Jesus showed marriage as a gift fully united to the creator, to God. But, through sin, this gift became partially united. Jesus came to restore that unity again, fully. And so, in marriage, the man and wife have to unite themselves fully to the heart of Christ, not partially, as the man in today’s gospel desired to do, to restore that full union.
Being married in Church is about being united to the salvific heart of Christ. Listen to the words of the Catechism, “Because the sacrament of Holy Matrimony signifies the union of Christ and the Church. It gives spouses the grace to love each other with the love with which Christ has loved his Church; the grace of the sacrament thus perfects the human love of the spouses, strengthens their indissoluble unity, and sanctifies them on the way to eternal life.”
Just as Christ offers all to the Church, to His Church. The spouses are called to imitate this heart. In offering themselves, totally, to what Christ is united. Not only for their private well-being and sanctity, but also as gift offered to the entire Church. If you feel called to the sacrament of matrimony, then all of us here are waiting to receive that gift, as well as your intended spouse.
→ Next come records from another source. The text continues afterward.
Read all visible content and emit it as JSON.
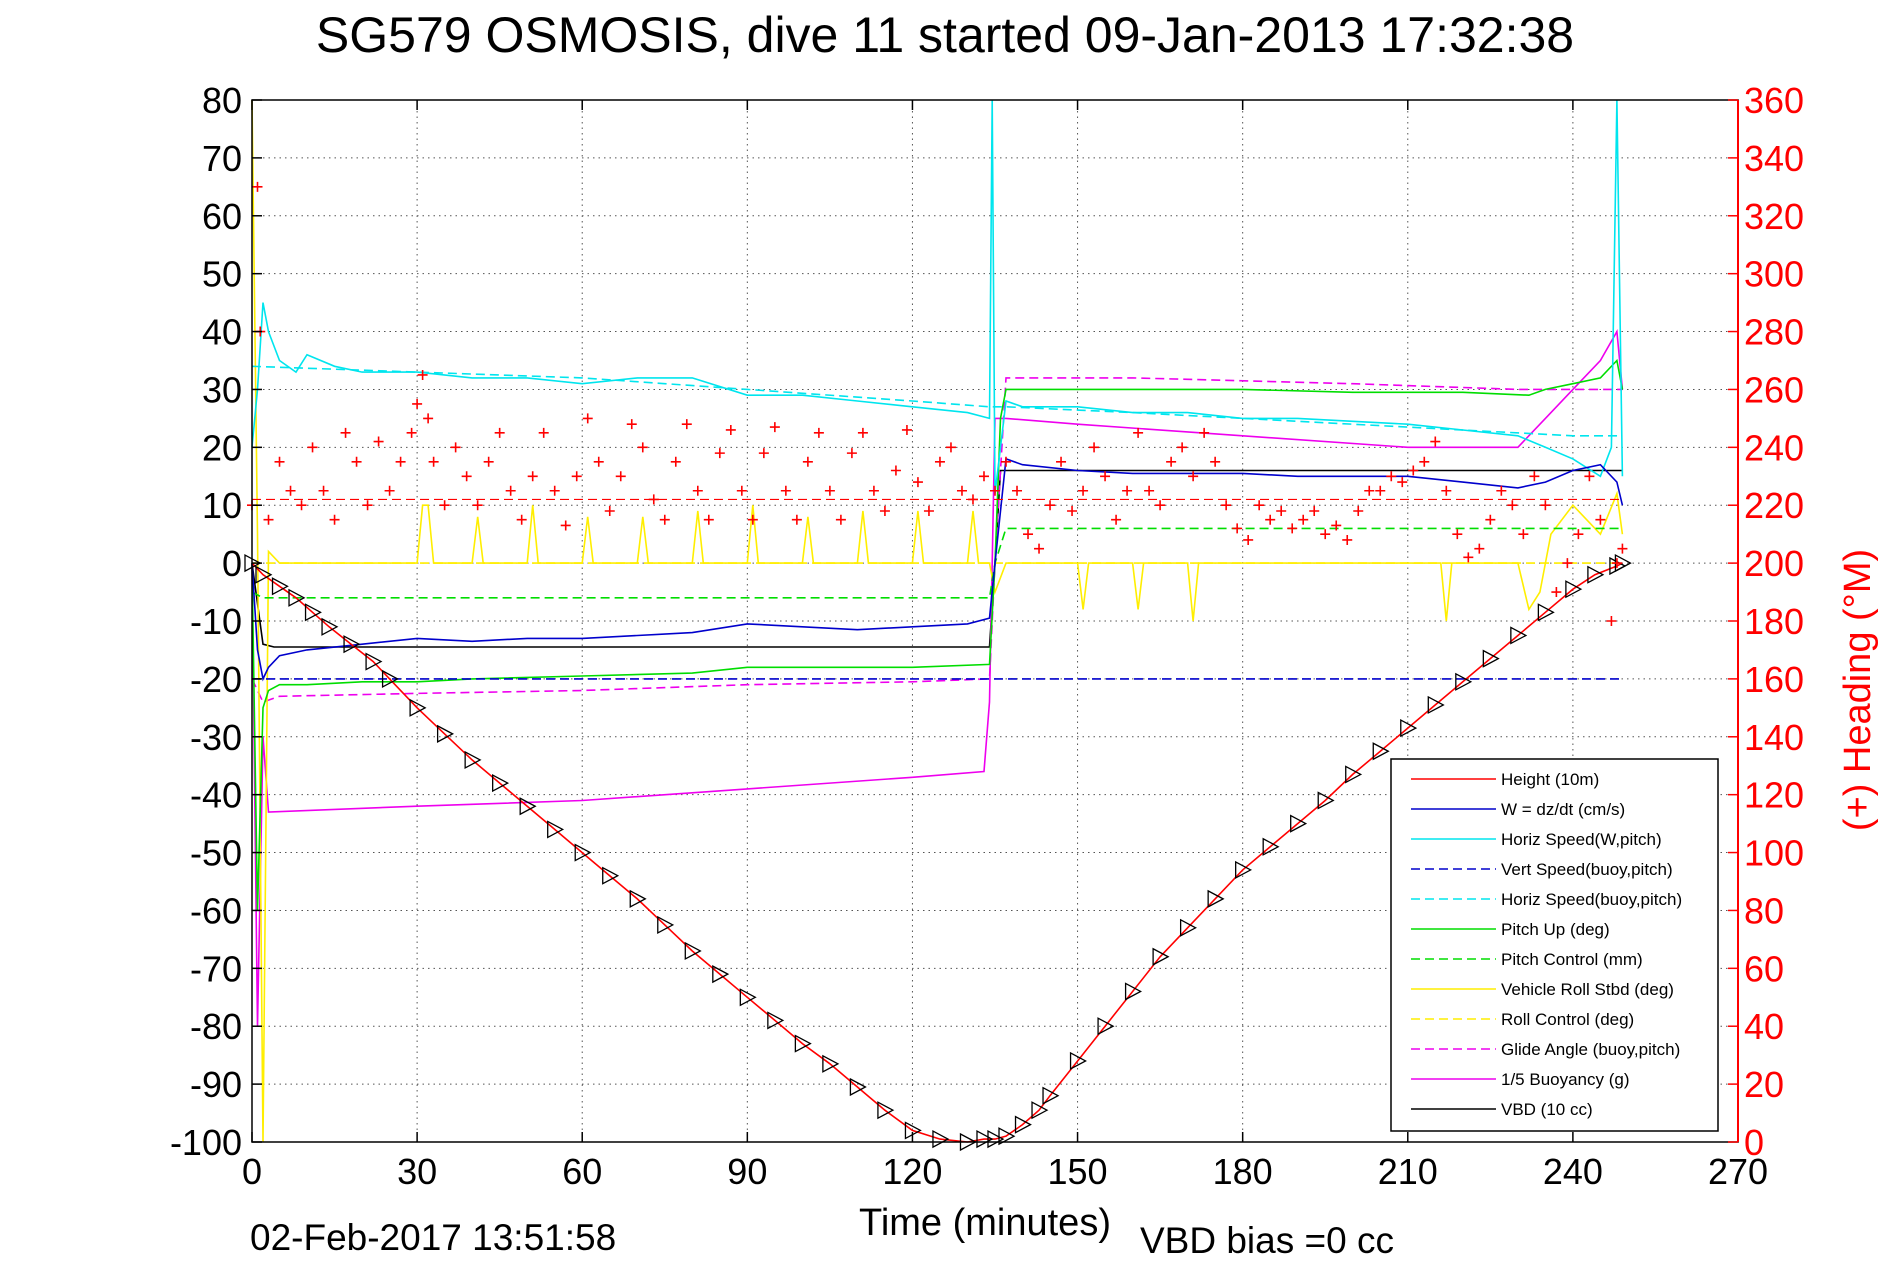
{
  "page": {
    "title": "SG579 OSMOSIS, dive 11 started 09-Jan-2013 17:32:38",
    "footer_date": "02-Feb-2017 13:51:58",
    "footer_vbd": "VBD bias =0 cc"
  },
  "chart_data": {
    "type": "line",
    "title": "SG579 OSMOSIS, dive 11 started 09-Jan-2013 17:32:38",
    "xlabel": "Time (minutes)",
    "ylabel": "",
    "y2label": "(+) Heading (°M)",
    "xlim": [
      0,
      270
    ],
    "ylim": [
      -100,
      80
    ],
    "y2lim": [
      0,
      360
    ],
    "xticks": [
      0,
      30,
      60,
      90,
      120,
      150,
      180,
      210,
      240,
      270
    ],
    "yticks": [
      80,
      70,
      60,
      50,
      40,
      30,
      20,
      10,
      0,
      -10,
      -20,
      -30,
      -40,
      -50,
      -60,
      -70,
      -80,
      -90,
      -100
    ],
    "y2ticks": [
      360,
      340,
      320,
      300,
      280,
      260,
      240,
      220,
      200,
      180,
      160,
      140,
      120,
      100,
      80,
      60,
      40,
      20,
      0
    ],
    "grid": true,
    "legend_position": "bottom-right",
    "colors": {
      "red": "#ff0000",
      "blue": "#0000cc",
      "cyan": "#00e5ee",
      "green": "#00dd00",
      "yellow": "#ffee00",
      "magenta": "#ee00ee",
      "black": "#000000"
    },
    "series": [
      {
        "name": "Height (10m)",
        "color": "red",
        "dash": "solid",
        "marker": "triangle",
        "x": [
          0,
          2,
          5,
          8,
          11,
          14,
          18,
          22,
          25,
          30,
          35,
          40,
          45,
          50,
          55,
          60,
          65,
          70,
          75,
          80,
          85,
          90,
          95,
          100,
          105,
          110,
          115,
          120,
          125,
          130,
          133,
          135,
          137,
          140,
          143,
          145,
          150,
          155,
          160,
          165,
          170,
          175,
          180,
          185,
          190,
          195,
          200,
          205,
          210,
          215,
          220,
          225,
          230,
          235,
          240,
          244,
          248,
          249
        ],
        "y": [
          0,
          -2,
          -4,
          -6,
          -8.5,
          -11,
          -14,
          -17,
          -20,
          -25,
          -29.5,
          -34,
          -38,
          -42,
          -46,
          -50,
          -54,
          -58,
          -62.5,
          -67,
          -71,
          -75,
          -79,
          -83,
          -86.5,
          -90.5,
          -94.5,
          -98,
          -99.5,
          -100,
          -99.5,
          -99.5,
          -99,
          -97,
          -94.5,
          -92,
          -86,
          -80,
          -74,
          -68,
          -63,
          -58,
          -53,
          -49,
          -45,
          -41,
          -36.5,
          -32.5,
          -28.5,
          -24.5,
          -20.5,
          -16.5,
          -12.5,
          -8.5,
          -4.5,
          -2,
          -0.5,
          0
        ]
      },
      {
        "name": "W = dz/dt (cm/s)",
        "color": "blue",
        "dash": "solid",
        "x": [
          0,
          1,
          2,
          3,
          5,
          10,
          20,
          30,
          40,
          50,
          60,
          70,
          80,
          90,
          100,
          110,
          120,
          130,
          134,
          135,
          137,
          140,
          150,
          160,
          170,
          180,
          190,
          200,
          210,
          220,
          230,
          235,
          240,
          245,
          248,
          249
        ],
        "y": [
          0,
          -15,
          -20,
          -18,
          -16,
          -15,
          -14,
          -13,
          -13.5,
          -13,
          -13,
          -12.5,
          -12,
          -10.5,
          -11,
          -11.5,
          -11,
          -10.5,
          -9.5,
          0,
          18,
          17,
          16,
          15.5,
          15.5,
          15.5,
          15,
          15,
          15,
          14,
          13,
          14,
          16,
          17,
          14,
          10
        ]
      },
      {
        "name": "Horiz Speed(W,pitch)",
        "color": "cyan",
        "dash": "solid",
        "x": [
          0,
          1,
          2,
          3,
          5,
          8,
          10,
          15,
          20,
          30,
          40,
          50,
          60,
          70,
          80,
          90,
          100,
          110,
          120,
          130,
          134,
          134.5,
          135,
          136,
          137,
          140,
          150,
          160,
          170,
          180,
          190,
          200,
          210,
          220,
          230,
          235,
          240,
          245,
          247,
          248,
          249
        ],
        "y": [
          20,
          30,
          45,
          40,
          35,
          33,
          36,
          34,
          33,
          33,
          32,
          32,
          31,
          32,
          32,
          29,
          29,
          28,
          27,
          26,
          25,
          80,
          12,
          20,
          28,
          27,
          27,
          26,
          26,
          25,
          25,
          24.5,
          24,
          23,
          22,
          20,
          18,
          15,
          20,
          80,
          15
        ]
      },
      {
        "name": "Vert Speed(buoy,pitch)",
        "color": "blue",
        "dash": "dash",
        "x": [
          0,
          135,
          135.5,
          249
        ],
        "y": [
          -20,
          -20,
          -20,
          -20
        ]
      },
      {
        "name": "Horiz Speed(buoy,pitch)",
        "color": "cyan",
        "dash": "dash",
        "x": [
          0,
          30,
          60,
          90,
          120,
          134,
          137,
          160,
          200,
          240,
          249
        ],
        "y": [
          34,
          33,
          32,
          30,
          28,
          27,
          27,
          26,
          24,
          22,
          22
        ]
      },
      {
        "name": "Pitch Up (deg)",
        "color": "green",
        "dash": "solid",
        "x": [
          0,
          1,
          2,
          3,
          5,
          10,
          20,
          30,
          40,
          60,
          80,
          90,
          100,
          120,
          134,
          135,
          136,
          137,
          140,
          160,
          180,
          200,
          220,
          232,
          235,
          240,
          245,
          248,
          249
        ],
        "y": [
          0,
          -60,
          -25,
          -22,
          -21,
          -21,
          -20.5,
          -20.5,
          -20,
          -19.5,
          -19,
          -18,
          -18,
          -18,
          -17.5,
          0,
          25,
          30,
          30,
          30,
          30,
          29.5,
          29.5,
          29,
          30,
          31,
          32,
          35,
          30
        ]
      },
      {
        "name": "Pitch Control (mm)",
        "color": "green",
        "dash": "dash",
        "x": [
          0,
          2,
          134,
          135,
          137,
          249
        ],
        "y": [
          -5,
          -6,
          -6,
          0,
          6,
          6
        ]
      },
      {
        "name": "Vehicle Roll Stbd (deg)",
        "color": "yellow",
        "dash": "solid",
        "x": [
          0,
          1,
          2,
          3,
          5,
          10,
          20,
          30,
          31,
          32,
          33,
          40,
          41,
          42,
          50,
          51,
          52,
          60,
          61,
          62,
          70,
          71,
          72,
          80,
          81,
          82,
          90,
          91,
          92,
          100,
          101,
          102,
          110,
          111,
          112,
          120,
          121,
          122,
          130,
          131,
          132,
          134,
          135,
          137,
          140,
          150,
          151,
          152,
          160,
          161,
          162,
          170,
          171,
          172,
          180,
          190,
          200,
          210,
          216,
          217,
          218,
          225,
          230,
          232,
          234,
          236,
          240,
          245,
          248,
          249
        ],
        "y": [
          80,
          5,
          -100,
          2,
          0,
          0,
          0,
          0,
          10,
          10,
          0,
          0,
          8,
          0,
          0,
          10,
          0,
          0,
          8,
          0,
          0,
          8,
          0,
          0,
          9,
          0,
          0,
          10,
          0,
          0,
          8,
          0,
          0,
          9,
          0,
          0,
          9,
          0,
          0,
          9,
          0,
          0,
          -5,
          0,
          0,
          0,
          -8,
          0,
          0,
          -8,
          0,
          0,
          -10,
          0,
          0,
          0,
          0,
          0,
          0,
          -10,
          0,
          0,
          0,
          -8,
          -5,
          5,
          10,
          5,
          12,
          5
        ]
      },
      {
        "name": "Roll Control (deg)",
        "color": "yellow",
        "dash": "dash",
        "x": [
          0,
          249
        ],
        "y": [
          0,
          0
        ]
      },
      {
        "name": "Glide Angle (buoy,pitch)",
        "color": "magenta",
        "dash": "dash",
        "x": [
          0,
          2,
          5,
          30,
          60,
          90,
          120,
          134,
          135,
          137,
          160,
          200,
          230,
          249
        ],
        "y": [
          -20,
          -24,
          -23,
          -22.5,
          -22,
          -21,
          -20.5,
          -20,
          0,
          32,
          32,
          31,
          30,
          30
        ]
      },
      {
        "name": "1/5 Buoyancy (g)",
        "color": "magenta",
        "dash": "solid",
        "x": [
          0,
          1,
          2,
          3,
          30,
          60,
          90,
          120,
          133,
          134,
          135,
          137,
          150,
          180,
          210,
          230,
          235,
          240,
          245,
          248,
          249
        ],
        "y": [
          0,
          -80,
          -30,
          -43,
          -42,
          -41,
          -39,
          -37,
          -36,
          -24,
          25,
          25,
          24,
          22,
          20,
          20,
          25,
          30,
          35,
          40,
          30
        ]
      },
      {
        "name": "VBD (10 cc)",
        "color": "black",
        "dash": "solid",
        "x": [
          0,
          2,
          4,
          134,
          135,
          136,
          249
        ],
        "y": [
          0,
          -14,
          -14.5,
          -14.5,
          0,
          16,
          16
        ]
      },
      {
        "name": "Heading",
        "color": "red",
        "dash": "none",
        "marker": "plus",
        "axis": "right",
        "x": [
          0,
          1,
          1.5,
          3,
          5,
          7,
          9,
          11,
          13,
          15,
          17,
          19,
          21,
          23,
          25,
          27,
          29,
          30,
          31,
          32,
          33,
          35,
          37,
          39,
          41,
          43,
          45,
          47,
          49,
          51,
          53,
          55,
          57,
          59,
          61,
          63,
          65,
          67,
          69,
          71,
          73,
          75,
          77,
          79,
          81,
          83,
          85,
          87,
          89,
          91,
          93,
          95,
          97,
          99,
          101,
          103,
          105,
          107,
          109,
          111,
          113,
          115,
          117,
          119,
          121,
          123,
          125,
          127,
          129,
          131,
          133,
          135,
          137,
          139,
          141,
          143,
          145,
          147,
          149,
          151,
          153,
          155,
          157,
          159,
          161,
          163,
          165,
          167,
          169,
          171,
          173,
          175,
          177,
          179,
          181,
          183,
          185,
          187,
          189,
          191,
          193,
          195,
          197,
          199,
          201,
          203,
          205,
          207,
          209,
          211,
          213,
          215,
          217,
          219,
          221,
          223,
          225,
          227,
          229,
          231,
          233,
          235,
          237,
          239,
          241,
          243,
          245,
          247,
          248,
          249
        ],
        "y": [
          220,
          330,
          280,
          215,
          235,
          225,
          220,
          240,
          225,
          215,
          245,
          235,
          220,
          242,
          225,
          235,
          245,
          255,
          265,
          250,
          235,
          220,
          240,
          230,
          220,
          235,
          245,
          225,
          215,
          230,
          245,
          225,
          213,
          230,
          250,
          235,
          218,
          230,
          248,
          240,
          222,
          215,
          235,
          248,
          225,
          215,
          238,
          246,
          225,
          215,
          238,
          247,
          225,
          215,
          235,
          245,
          225,
          215,
          238,
          245,
          225,
          218,
          232,
          246,
          228,
          218,
          235,
          240,
          225,
          222,
          230,
          225,
          235,
          225,
          210,
          205,
          220,
          235,
          218,
          225,
          240,
          230,
          215,
          225,
          245,
          225,
          220,
          235,
          240,
          230,
          245,
          235,
          220,
          212,
          208,
          220,
          215,
          218,
          212,
          215,
          218,
          210,
          213,
          208,
          218,
          225,
          225,
          230,
          228,
          232,
          235,
          242,
          225,
          210,
          202,
          205,
          215,
          225,
          220,
          210,
          230,
          220,
          190,
          200,
          210,
          230,
          215,
          180,
          200,
          205
        ]
      }
    ],
    "legend": [
      "Height (10m)",
      "W = dz/dt (cm/s)",
      "Horiz Speed(W,pitch)",
      "Vert Speed(buoy,pitch)",
      "Horiz Speed(buoy,pitch)",
      "Pitch Up (deg)",
      "Pitch Control (mm)",
      "Vehicle Roll Stbd (deg)",
      "Roll Control (deg)",
      "Glide Angle (buoy,pitch)",
      "1/5 Buoyancy (g)",
      "VBD (10 cc)"
    ]
  }
}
And for those of us who are married civilly, but have never been married in the Church, or those who have had a divorce and remarried without receiving an annulment. We are waiting for you also. To embrace every part of the heart of Jesus.
To not remain in the trap that the man in today’s gospel had cultivated in his heart. Rather to allow the graces of God to open up our hearts, take away our fear, and reasoning away from, and receive the fullness of the gift of Christ, the gift of being totally united and in right relationship with the heart of Jesus.
If the Lord has been addressing us, in our heart, to be in right relationship with him, to enter fully into what Jesus offers. Then come and talk one of the priests here in the parish, or call us. We try to be nice once in a while. Actually, I know that all of our priests here at Sts. Peter and Paul want, like Jesus, to have our parishioners in the fullest relationship possible with the heart of Christ.
If you hadn’t noticed, we as Catholics see marriage, based on the teachings and heart of Jesus, through a decidedly non-worldly lens. For us, marriage isn’t a case of what’s in it for me? It’s about uniting ourselves to something so above and beyond even our capacity for love. That our question should never be, why should I get married in the Catholic Church? But rather. How can I not be?